Alors que les Nations unies ont condamné ces démo­li­tions, sans mesures pénales, la simple condam­nation ne répond pas aux obli­ga­tions des Nations Unies de main­tenir la paix et la sécurité et d’assurer le respect des droits de l’Homme et des libertés fon­da­men­tales. Selon la loi inter­na­tionale, l’Etat est obligé d’empêcher ces faits, d’enquêter et d’y remédier, et s’il ne le fait pas, c’est à la com­mu­nauté inter­na­tionale qu’incombe une pro­tection efficace des vic­times. La vio­lence exercée par des acteurs privés (les colons) ne devraient pas être consi­dérées comme de simples pro­vo­ca­tions mais comme faisant partie d’une poli­tique déli­bérée appuyée par l’autorité de l’Etat. En se contentant de décla­ra­tions, l’ONU, les états et les orga­ni­sa­tions inter­na­tio­nales ne répondent pas d’une manière adé­quate aux attaques contre les droits de l’homme per­pé­trées par Israël, ce qui favorise la crise huma­ni­taire et mine le pro­cessus de paix.

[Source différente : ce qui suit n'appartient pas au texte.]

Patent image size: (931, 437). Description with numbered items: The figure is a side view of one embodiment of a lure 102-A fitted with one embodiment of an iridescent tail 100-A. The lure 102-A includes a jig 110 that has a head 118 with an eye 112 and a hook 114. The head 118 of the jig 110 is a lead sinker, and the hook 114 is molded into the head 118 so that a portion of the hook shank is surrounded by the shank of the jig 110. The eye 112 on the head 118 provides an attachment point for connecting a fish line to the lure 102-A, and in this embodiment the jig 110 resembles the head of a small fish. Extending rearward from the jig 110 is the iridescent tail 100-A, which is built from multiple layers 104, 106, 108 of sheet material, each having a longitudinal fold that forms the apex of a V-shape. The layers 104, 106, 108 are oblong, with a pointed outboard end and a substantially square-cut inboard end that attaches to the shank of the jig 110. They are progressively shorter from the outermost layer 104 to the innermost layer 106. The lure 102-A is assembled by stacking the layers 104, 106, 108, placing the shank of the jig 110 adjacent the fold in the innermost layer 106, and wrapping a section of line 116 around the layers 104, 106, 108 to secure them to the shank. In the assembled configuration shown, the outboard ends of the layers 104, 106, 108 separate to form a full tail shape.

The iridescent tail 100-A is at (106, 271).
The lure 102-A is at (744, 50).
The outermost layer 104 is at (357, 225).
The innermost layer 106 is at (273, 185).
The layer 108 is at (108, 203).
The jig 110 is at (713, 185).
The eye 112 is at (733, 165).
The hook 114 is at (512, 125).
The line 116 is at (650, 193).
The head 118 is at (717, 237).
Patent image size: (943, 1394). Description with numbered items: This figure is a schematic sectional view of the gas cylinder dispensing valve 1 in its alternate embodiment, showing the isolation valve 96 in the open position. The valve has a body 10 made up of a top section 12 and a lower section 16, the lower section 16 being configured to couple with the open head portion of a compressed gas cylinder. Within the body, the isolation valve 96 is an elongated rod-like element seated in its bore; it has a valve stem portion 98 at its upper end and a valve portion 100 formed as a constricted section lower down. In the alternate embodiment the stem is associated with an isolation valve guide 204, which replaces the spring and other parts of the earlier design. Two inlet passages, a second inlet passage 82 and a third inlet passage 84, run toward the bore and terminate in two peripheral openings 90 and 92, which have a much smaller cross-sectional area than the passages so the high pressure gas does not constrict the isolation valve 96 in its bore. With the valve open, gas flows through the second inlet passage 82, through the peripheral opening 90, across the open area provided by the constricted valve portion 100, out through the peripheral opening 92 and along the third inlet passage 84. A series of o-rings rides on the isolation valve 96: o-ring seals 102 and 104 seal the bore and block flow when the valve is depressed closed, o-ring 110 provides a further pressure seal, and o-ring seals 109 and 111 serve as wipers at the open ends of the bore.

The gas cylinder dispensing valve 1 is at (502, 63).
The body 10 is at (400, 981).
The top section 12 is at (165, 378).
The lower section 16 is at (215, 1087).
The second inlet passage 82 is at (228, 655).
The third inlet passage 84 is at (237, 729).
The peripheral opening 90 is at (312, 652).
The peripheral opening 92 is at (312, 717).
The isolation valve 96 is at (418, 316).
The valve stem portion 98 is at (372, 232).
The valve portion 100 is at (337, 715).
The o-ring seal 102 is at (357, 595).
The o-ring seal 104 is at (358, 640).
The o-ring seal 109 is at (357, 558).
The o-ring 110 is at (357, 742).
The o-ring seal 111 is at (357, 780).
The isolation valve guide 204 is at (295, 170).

En fait, même si les décla­ra­tions récentes de Neta­nyahou étaient jugées sin­cères, les actions d’Israël consti­tuent un rejet fla­grant du pro­cessus de paix et des docu­ments sur les­quels il s’appuie, y compris les Accords d’Oslo qui ren­voient les colonies à un stade final et la Feuille de Route qui interdit purement et sim­plement l’expansion des colonies. Sous couvert de ses appels à une reprise des négo­cia­tions de paix, Israël viole les droits de ses propres citoyens pales­ti­niens. Les forces israé­liennes ont démoli Al Araqib, village bédouin du Néguev, quatre fois du 27 juillet au 17 août, déplaçant 300 Pales­ti­niens, citoyens d’Israël, au début du mois de Ramadan (mois saint pour les musulmans) et les obli­geant à subir une récente vague de chaleur en plein air sur l’emplacement de leur cime­tière. Selon M K Talabal-​​Sana ; il s’agit d’un test pour la démo­cratie en Israël, et la démo­cratie n’existe plus. Al Araqib est un test de la pos­si­bilité pour les Israé­liens de vivre avec leurs propres conci­toyens pales­ti­niens ; alors comment Israël peut-​​elle vivre en paix avec les Pales­ti­niens de Palestine ?

Les démo­li­tions et le refus des droits de l’Homme les plus essen­tiels, tels que un toit sur la tête, sont des traits du régime d’apartheid d’Israël et sont révé­la­teurs des cause pro­fondes des crises huma­ni­taires dans les Ter­ri­toires Occupés. Au mieux, les récentes démo­li­tions effec­tuées par Israël peuvent être consi­dérées comme des ten­ta­tives de colo­ni­sation, au pire on peut les inter­préter comme du net­toyage ethnique.

Si l’on prend en compte ces actes, on ne peut qu’être dubi­tatif sur la bonne foi sur laquelle s’appuient les der­niers appels en faveur de dis­cus­sions de paix. Nous en appelons aux états, à l’ONU, aux orga­ni­sa­tions inter­na­tio­nales et plus lar­gement à la com­mu­nauté inter­na­tionale pour mettre en accord les pour­parlers de paix et les lois huma­ni­taires et des droits de l’Homme dans un effort pour créer un envi­ron­nement où la paix soit effec­ti­vement recherchée au lieu de sous­crire en paroles seulement à la paix dans un contexte de démo­li­tions et de dépla­ce­ments de populations.